I don't know what a genuine mass murderer should sound like, but John List is intelligent, well spoken, and actually somewhat philosophical about his life and crimes. He relates details about his upbringing, and it comes across as restrictive and stifling as other true crime authors have told. His details of the murders are straightforward and clear. The same is true of his life story after the murders. It's a different world now from the one into which List disappeared, but for all that, I find it very hard to believe that this was not a cold-blooded, premeditated crime. He uses his Christianity as his main shield. He laments that his syphilis stricken wife has demanded to be removed from the local Lutheran church attendance rolls. He further repeats the part of his confession letter in which he avers that he feared for his children's souls if they continued down the path they traversed at the time of their deaths. Finally, he insists that his mother knew in full exactly how he fudged her finances to pay his own bills. To add to his poor li'l me self-portrait, he testifies that he suffered from PTSD as a result of his experiences in WWII.

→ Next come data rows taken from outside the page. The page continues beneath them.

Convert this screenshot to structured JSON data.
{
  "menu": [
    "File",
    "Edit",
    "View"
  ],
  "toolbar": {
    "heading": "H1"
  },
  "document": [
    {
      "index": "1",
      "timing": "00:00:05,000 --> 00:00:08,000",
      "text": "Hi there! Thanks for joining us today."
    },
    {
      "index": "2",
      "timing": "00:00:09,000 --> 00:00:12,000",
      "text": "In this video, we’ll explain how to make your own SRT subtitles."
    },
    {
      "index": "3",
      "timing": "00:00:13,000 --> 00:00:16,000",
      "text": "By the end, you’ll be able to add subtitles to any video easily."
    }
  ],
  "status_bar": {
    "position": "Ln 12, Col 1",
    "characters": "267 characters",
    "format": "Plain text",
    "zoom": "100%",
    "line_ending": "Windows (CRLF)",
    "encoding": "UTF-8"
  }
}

His fellow inmates attest to his gentle manner, his intelligence, and his ease in getting along with others. But I find it hard to believe that John List was a man who turned into a momentary monster. If anything, he was a monster hidden beneath the veneer of a man, who was unleashed just in time to engineer a tragedy, one that a real man with a true conscience would have had the integrity to forestall.
As a sidebar...I have seldom read a book of any length with so many typographical errors in it. List's co-author, Austin Goodrich, may have left the errors in the text for the purpose of full disclosure, but to me as a reader, the abundance of errors suggests a monster trying to convince people that he is misunderstood. I have nothing personal against Mr. List, but it does disturb me that I had many difficulties throughout two marriages and in raising three children, yet I somehow managed to grow through all of the troubled times and emerge from them without murdering anybody. List promises that many of the authors who have written about him got many of the details about him wrong. As far as I'm concerned, this autobiography reinforces what they say, and reveal List as the boogeyman he really is.